The Nomadic Node uses the standard-based Open5GCore from Fraunhofer FOKUS, a software-based core network in which the communication control programs run. The Open5GCore makes it possible to set up and make available a 5G network very quickly in Standalone (SA) mode. The full range of functions offered by the mobile communications standard is available to users. This extends beyond the widespread non-standalone solutions that only combine 5G base stations with 4G core networks. The Open5GCore is interoperable with 5G base stations from different vendors and has been used for many years as the test core network for mobile operators and manufacturers all over the world to evaluate new functions for future mobile communications systems and to validate innovative use cases. Thanks to its modular design, the Open5GCore is also suitable for performing various debugging, integration and acceptance tests. In addition, this modular, virtualized core network allows a flexible combination of network functions providing optimized application support on edge clouds. “Private 5G networks combined with edge computing enable us to set up secure, near-real-time communication networks both in an industrial environment, such as factory buildings, and in areas without any communication infrastructure, to which we can add a compact variant of an edge cloud with our Nomadic Node kit,” says Marc Emmelmann, ALADIN Project Manager at Fraunhofer FOKUS.

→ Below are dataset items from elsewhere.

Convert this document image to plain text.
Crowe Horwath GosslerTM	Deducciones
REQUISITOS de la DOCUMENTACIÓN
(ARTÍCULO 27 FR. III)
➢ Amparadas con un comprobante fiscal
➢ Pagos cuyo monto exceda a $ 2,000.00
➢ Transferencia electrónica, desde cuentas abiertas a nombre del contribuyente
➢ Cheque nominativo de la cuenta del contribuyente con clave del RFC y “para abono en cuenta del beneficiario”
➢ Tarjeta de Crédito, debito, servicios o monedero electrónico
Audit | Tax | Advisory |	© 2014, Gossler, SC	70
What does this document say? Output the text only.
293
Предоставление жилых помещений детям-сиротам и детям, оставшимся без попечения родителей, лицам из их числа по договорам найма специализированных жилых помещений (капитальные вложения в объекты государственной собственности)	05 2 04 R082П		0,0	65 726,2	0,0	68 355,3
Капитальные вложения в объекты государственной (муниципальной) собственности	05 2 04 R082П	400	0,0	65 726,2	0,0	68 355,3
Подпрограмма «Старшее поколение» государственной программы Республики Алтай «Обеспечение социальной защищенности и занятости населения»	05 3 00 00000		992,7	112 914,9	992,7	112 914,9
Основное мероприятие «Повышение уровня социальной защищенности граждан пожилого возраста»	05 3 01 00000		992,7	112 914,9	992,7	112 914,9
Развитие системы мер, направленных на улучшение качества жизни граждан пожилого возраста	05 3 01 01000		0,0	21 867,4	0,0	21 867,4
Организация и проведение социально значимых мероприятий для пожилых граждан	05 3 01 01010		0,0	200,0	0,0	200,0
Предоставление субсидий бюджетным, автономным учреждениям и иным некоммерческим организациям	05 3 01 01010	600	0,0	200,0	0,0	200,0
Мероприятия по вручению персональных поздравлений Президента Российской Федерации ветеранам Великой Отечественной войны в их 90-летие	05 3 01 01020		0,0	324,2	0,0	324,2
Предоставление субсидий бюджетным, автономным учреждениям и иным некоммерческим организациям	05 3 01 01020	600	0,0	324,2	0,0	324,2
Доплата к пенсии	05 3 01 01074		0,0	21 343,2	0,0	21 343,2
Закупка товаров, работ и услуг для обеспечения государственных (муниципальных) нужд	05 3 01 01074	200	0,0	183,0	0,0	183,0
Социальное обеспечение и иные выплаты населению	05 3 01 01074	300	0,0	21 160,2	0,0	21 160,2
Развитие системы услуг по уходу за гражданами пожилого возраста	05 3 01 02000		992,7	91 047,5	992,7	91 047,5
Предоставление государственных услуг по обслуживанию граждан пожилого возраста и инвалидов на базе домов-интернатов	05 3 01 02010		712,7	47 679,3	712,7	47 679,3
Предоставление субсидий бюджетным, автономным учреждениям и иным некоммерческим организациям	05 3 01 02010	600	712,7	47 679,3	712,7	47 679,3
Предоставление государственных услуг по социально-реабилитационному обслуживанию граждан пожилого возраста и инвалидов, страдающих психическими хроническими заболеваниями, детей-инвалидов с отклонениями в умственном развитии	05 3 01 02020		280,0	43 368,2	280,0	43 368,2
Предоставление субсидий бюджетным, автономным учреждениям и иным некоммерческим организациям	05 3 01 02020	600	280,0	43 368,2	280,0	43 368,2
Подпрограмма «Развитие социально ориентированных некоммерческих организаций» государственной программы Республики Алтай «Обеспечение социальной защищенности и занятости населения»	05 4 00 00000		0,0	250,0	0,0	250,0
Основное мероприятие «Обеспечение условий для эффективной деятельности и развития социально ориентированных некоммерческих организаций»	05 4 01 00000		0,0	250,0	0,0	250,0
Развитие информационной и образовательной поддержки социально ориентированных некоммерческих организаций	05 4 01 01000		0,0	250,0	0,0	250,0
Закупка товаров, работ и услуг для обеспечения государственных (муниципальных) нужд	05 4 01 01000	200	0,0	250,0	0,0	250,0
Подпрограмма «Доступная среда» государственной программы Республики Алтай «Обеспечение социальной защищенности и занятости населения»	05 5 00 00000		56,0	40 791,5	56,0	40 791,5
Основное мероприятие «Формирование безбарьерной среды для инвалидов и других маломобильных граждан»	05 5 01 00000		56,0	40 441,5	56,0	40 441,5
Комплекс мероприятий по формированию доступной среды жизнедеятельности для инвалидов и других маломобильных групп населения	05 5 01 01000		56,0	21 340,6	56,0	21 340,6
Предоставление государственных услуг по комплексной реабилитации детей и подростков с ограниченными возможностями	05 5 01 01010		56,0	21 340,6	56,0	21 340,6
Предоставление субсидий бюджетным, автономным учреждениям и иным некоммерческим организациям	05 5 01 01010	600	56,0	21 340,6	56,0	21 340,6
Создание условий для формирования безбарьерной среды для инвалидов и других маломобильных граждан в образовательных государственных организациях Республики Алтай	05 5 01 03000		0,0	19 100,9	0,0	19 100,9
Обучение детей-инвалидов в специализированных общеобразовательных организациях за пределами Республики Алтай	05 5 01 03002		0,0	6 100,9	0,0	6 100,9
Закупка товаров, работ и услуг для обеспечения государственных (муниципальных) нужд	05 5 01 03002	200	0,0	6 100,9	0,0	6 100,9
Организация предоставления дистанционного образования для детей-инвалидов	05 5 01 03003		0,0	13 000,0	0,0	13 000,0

Standalone 5G Network in Just Minutes
The entire 5G Nomadic Node kit comprises a couple of rugged, transportable server rack containers providing the hardware and software required to set up a “nomadic”, secure 5G campus network in just a few minutes. “In Brandenburg’s forest areas, the available communication infrastructure is simply not up to controlling unmanned firefighting robots or sending drone videos to the operations center. Firefighters cannot enter the forests for safety reasons, as many areas are still affected by residual ammunition, as well as by unexploded bombs and grenades from the Second World War. Deploying our core network, Open5GCore, enables us to remedy this situation and set up a geographically restricted, flexible, custom-fit 5G network,” says Emmelmann.

Field test at Schönhagen Airport in Brandenburg
The 5G+ Nomadic Node includes a server running Open5GCore and a wireless base band device. The base band device is connected to the core network and processes the data to be transmitted and received digitally. An additional server rack container comprises a battery for providing an uninterruptible power supply or a diesel generator as required. An optional antenna system with a satellite connection also comes as part of the equipment. “In the ALADIN project we need a satellite connection, for instance, to be able to establish a connection with the fire department’s command center, if this is desirable. Depending on the application, our nomadic cell can also be powered via the domestic power grid,” says Emmelmann. A field test will be launched soon in the second quarter of this year at Schönhagen Airport in Brandenburg. The 3.7 GHz spectrum reserved for campus networks will be used for this. Coverage of about one square kilometer is planned.

Back in fall 2019, the research team led by Marc Emmelmann and partners were able to demonstrate in a field test that it is feasible to set up a 5G network on-site for local use at short notice. A 180-degree camera recorded the illuminations on display at the Festival of Lights in Berlin. The testers were then able to receive the video via the temporary network on their smartphones.

Campus Networks as Innovation Drivers for New Technologies
The next phase of the researchers’ plan is to expand the Nomadic Node with Open RAN (Radio Access Network) technologies. In the course of the year, it will also be used on mobile construction sites as part of CampusOS, a lighthouse project run by the German Federal Ministry for Economic Affairs and Climate Action (BMWK). “The 5G+ Nomadic Node enables us to install campus networks that can be adapted for temporary needs. This flexibility is achieved through network virtualization. Just like in a modular system, new radio components and software functions can be integrated at an early stage. Campus networks are therefore innovation drivers for new technologies,” remarks Emmelmann by way of conclusion.